A rede de energia elétrica chegou há alguns anos ao Paredão, mas o abastecimento é irregular. É comum o lugar ficar sem luz durante dias. Nas noites quentes e escuras do vilarejo, há um céu estrelado. Aves, insetos e répteis na folhagem da beira do rio tornam as noites barulhentas. Sapos maiores do que codornas se confundem com as pedras arredondadas e amareladas da beira do curso.

A escola de ensino fundamental e médio de Paredão corre risco de ser fechada pelo governo estadual por falta de alunos. Em novembro, o governo deixou de pagar aos donos de vans de transporte escolar e pelo menos 30 crianças de sítios afastados do povoado deixaram de frequentar as aulas.

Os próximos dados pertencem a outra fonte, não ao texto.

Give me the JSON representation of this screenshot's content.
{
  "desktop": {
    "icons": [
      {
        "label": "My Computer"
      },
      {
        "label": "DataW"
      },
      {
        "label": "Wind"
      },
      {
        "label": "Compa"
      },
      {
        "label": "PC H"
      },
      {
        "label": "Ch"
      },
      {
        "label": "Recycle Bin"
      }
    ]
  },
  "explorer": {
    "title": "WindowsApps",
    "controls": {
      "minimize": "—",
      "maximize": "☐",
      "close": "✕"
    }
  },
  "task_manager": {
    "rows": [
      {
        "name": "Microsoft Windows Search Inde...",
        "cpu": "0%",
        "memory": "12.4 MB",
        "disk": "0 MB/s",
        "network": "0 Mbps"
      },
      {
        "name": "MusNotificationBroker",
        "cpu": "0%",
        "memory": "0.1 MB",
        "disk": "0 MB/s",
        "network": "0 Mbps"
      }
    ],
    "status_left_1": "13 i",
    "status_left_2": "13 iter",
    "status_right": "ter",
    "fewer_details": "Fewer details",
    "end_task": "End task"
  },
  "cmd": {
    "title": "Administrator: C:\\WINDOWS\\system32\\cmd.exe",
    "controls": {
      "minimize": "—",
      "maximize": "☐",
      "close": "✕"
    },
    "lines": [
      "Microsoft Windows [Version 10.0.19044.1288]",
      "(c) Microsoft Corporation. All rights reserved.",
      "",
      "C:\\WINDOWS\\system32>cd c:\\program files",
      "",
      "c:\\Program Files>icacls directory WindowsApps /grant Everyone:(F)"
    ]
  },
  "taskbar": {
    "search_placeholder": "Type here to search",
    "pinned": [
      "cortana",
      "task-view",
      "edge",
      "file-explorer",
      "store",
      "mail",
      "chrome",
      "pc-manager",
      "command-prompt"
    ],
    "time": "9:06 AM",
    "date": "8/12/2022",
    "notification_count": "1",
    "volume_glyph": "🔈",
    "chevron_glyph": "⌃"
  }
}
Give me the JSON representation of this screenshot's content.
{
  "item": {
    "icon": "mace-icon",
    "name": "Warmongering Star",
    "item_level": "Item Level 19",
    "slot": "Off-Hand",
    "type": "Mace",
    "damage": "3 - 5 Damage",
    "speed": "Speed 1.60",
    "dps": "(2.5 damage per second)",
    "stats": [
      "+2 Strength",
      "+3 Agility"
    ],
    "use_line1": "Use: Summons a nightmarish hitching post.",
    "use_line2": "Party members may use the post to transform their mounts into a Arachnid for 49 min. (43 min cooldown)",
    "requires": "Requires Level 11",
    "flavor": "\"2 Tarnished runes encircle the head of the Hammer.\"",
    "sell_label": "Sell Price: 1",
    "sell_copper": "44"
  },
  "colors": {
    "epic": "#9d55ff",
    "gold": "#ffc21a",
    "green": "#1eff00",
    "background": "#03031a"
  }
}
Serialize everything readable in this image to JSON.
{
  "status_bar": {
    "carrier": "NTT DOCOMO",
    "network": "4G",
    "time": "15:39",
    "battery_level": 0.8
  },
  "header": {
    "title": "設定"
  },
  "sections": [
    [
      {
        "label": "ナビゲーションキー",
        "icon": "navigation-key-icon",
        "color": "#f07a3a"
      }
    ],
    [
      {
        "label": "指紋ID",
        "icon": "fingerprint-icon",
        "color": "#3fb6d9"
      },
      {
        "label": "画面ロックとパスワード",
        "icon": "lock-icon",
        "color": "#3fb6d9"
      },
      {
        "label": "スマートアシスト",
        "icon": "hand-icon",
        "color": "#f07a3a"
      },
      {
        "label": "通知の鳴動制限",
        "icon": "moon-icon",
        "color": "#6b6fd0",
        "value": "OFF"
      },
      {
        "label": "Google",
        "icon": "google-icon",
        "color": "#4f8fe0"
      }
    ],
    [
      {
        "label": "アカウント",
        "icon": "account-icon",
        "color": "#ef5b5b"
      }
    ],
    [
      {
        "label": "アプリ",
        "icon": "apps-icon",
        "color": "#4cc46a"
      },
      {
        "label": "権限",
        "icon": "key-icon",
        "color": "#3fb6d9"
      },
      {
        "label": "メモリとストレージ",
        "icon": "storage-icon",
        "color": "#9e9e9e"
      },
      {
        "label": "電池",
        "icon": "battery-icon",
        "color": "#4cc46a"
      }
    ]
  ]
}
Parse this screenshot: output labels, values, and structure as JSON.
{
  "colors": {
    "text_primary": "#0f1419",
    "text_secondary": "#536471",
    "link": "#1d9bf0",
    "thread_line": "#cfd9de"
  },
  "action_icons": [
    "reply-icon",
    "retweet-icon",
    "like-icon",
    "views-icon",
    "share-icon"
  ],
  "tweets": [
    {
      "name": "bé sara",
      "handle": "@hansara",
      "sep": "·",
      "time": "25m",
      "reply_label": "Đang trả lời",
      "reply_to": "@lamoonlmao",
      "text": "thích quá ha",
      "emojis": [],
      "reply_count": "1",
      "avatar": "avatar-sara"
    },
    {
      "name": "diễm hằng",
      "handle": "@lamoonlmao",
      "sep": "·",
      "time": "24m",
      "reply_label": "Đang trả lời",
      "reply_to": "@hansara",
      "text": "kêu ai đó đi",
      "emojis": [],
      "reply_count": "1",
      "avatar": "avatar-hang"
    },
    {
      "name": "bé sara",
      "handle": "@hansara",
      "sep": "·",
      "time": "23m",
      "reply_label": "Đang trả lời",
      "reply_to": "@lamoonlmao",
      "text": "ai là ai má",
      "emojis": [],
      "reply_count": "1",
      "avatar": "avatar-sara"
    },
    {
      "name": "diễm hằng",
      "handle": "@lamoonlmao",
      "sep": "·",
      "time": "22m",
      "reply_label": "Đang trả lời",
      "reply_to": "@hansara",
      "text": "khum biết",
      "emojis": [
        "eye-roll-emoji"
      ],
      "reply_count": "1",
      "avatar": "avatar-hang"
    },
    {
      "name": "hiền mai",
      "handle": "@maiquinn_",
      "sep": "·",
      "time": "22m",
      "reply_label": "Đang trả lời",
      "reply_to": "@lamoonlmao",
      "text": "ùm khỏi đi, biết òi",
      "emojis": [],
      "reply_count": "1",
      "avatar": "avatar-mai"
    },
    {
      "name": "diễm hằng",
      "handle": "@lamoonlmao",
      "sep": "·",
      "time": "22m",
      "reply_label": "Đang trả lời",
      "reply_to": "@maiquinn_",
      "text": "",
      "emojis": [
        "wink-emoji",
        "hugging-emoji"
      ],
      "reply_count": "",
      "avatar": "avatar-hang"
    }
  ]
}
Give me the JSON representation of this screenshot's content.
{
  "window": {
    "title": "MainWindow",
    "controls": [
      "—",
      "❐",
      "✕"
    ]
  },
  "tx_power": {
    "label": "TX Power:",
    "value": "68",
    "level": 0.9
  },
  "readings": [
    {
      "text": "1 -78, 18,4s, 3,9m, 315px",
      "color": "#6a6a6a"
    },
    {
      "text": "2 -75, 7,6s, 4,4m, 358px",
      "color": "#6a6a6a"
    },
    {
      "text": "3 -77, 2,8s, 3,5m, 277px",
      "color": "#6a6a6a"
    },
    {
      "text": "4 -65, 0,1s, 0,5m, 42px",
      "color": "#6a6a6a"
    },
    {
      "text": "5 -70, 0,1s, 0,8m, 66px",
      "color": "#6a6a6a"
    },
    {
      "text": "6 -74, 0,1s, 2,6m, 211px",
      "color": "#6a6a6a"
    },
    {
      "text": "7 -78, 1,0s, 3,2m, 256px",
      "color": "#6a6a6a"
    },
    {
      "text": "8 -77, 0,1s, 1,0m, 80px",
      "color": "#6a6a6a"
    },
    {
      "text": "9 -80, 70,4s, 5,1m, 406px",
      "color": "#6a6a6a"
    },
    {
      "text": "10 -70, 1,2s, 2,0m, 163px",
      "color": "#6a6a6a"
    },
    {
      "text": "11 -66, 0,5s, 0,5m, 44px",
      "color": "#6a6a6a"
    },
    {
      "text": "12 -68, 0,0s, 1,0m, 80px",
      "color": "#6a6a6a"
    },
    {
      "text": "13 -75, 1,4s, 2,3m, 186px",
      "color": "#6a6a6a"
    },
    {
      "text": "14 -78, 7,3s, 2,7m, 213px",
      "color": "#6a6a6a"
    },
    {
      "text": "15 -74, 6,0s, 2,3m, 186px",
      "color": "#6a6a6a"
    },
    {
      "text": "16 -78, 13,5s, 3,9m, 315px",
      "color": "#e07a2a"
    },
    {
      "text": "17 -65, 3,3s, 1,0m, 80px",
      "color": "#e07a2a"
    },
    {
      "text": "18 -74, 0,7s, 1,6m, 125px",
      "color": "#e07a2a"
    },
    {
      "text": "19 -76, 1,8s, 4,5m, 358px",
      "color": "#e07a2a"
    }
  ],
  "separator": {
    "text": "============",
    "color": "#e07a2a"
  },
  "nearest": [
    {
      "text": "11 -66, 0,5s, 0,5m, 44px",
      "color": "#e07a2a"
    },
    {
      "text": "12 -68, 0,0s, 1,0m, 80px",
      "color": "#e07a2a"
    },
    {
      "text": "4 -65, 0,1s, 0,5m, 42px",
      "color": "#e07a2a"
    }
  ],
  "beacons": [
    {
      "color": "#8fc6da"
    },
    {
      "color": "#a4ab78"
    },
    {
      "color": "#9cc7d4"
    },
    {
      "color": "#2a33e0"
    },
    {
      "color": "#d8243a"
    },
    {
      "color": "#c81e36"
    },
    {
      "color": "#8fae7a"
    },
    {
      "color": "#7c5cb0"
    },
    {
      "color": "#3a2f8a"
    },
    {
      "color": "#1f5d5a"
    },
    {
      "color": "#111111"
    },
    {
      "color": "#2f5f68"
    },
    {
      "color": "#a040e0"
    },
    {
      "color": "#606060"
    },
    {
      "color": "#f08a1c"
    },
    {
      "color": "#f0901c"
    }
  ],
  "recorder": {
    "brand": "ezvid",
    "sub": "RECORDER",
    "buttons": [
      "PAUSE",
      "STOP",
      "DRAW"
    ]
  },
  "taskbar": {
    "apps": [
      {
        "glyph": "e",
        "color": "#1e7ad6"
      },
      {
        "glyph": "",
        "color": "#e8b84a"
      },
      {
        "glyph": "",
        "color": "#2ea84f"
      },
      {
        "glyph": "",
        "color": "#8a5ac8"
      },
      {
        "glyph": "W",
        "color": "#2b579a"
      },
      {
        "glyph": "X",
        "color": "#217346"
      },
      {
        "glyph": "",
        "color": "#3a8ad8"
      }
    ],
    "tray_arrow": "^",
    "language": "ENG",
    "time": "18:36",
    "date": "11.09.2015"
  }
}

A professora Géssika Guedes Barbosa, de 30 anos, relata que a falta de merenda escolar é outro problema. Crianças da zona rural acordam por volta das 4h30 para pegar a van. Na escola, só têm uma refeição às 9 horas, geralmente macarrão com arroz, e conseguem retornar aos sítios apenas depois das 14 horas. Algumas moram a 58 km do colégio.

Géssika pretende ampliar a pequena biblioteca escolar e lamenta que a história que fala do Paredão, da luta de Riobaldo e Diadorim travada com Hermógenes na margem do Rio do Sono, não esteja disponível para os estudantes do povoado.

Morte

Ali no Paredão, após o embate com Hermógenes, Riobaldo decidiu deixar a jagunçagem. Ele abandonou o povoado consciente de que não veria mais seu grande amor. “Aonde ia, eu retinha bem, mesmo na doidagem. A um lugar só: às Veredas-Mortas… De volta, de volta. Como se, tudo revendo, refazendo, eu pudesse receber outra vez o que não tinha tido, repor Diadorim em vida?”

As informações são do jornal O Estado de S. Paulo.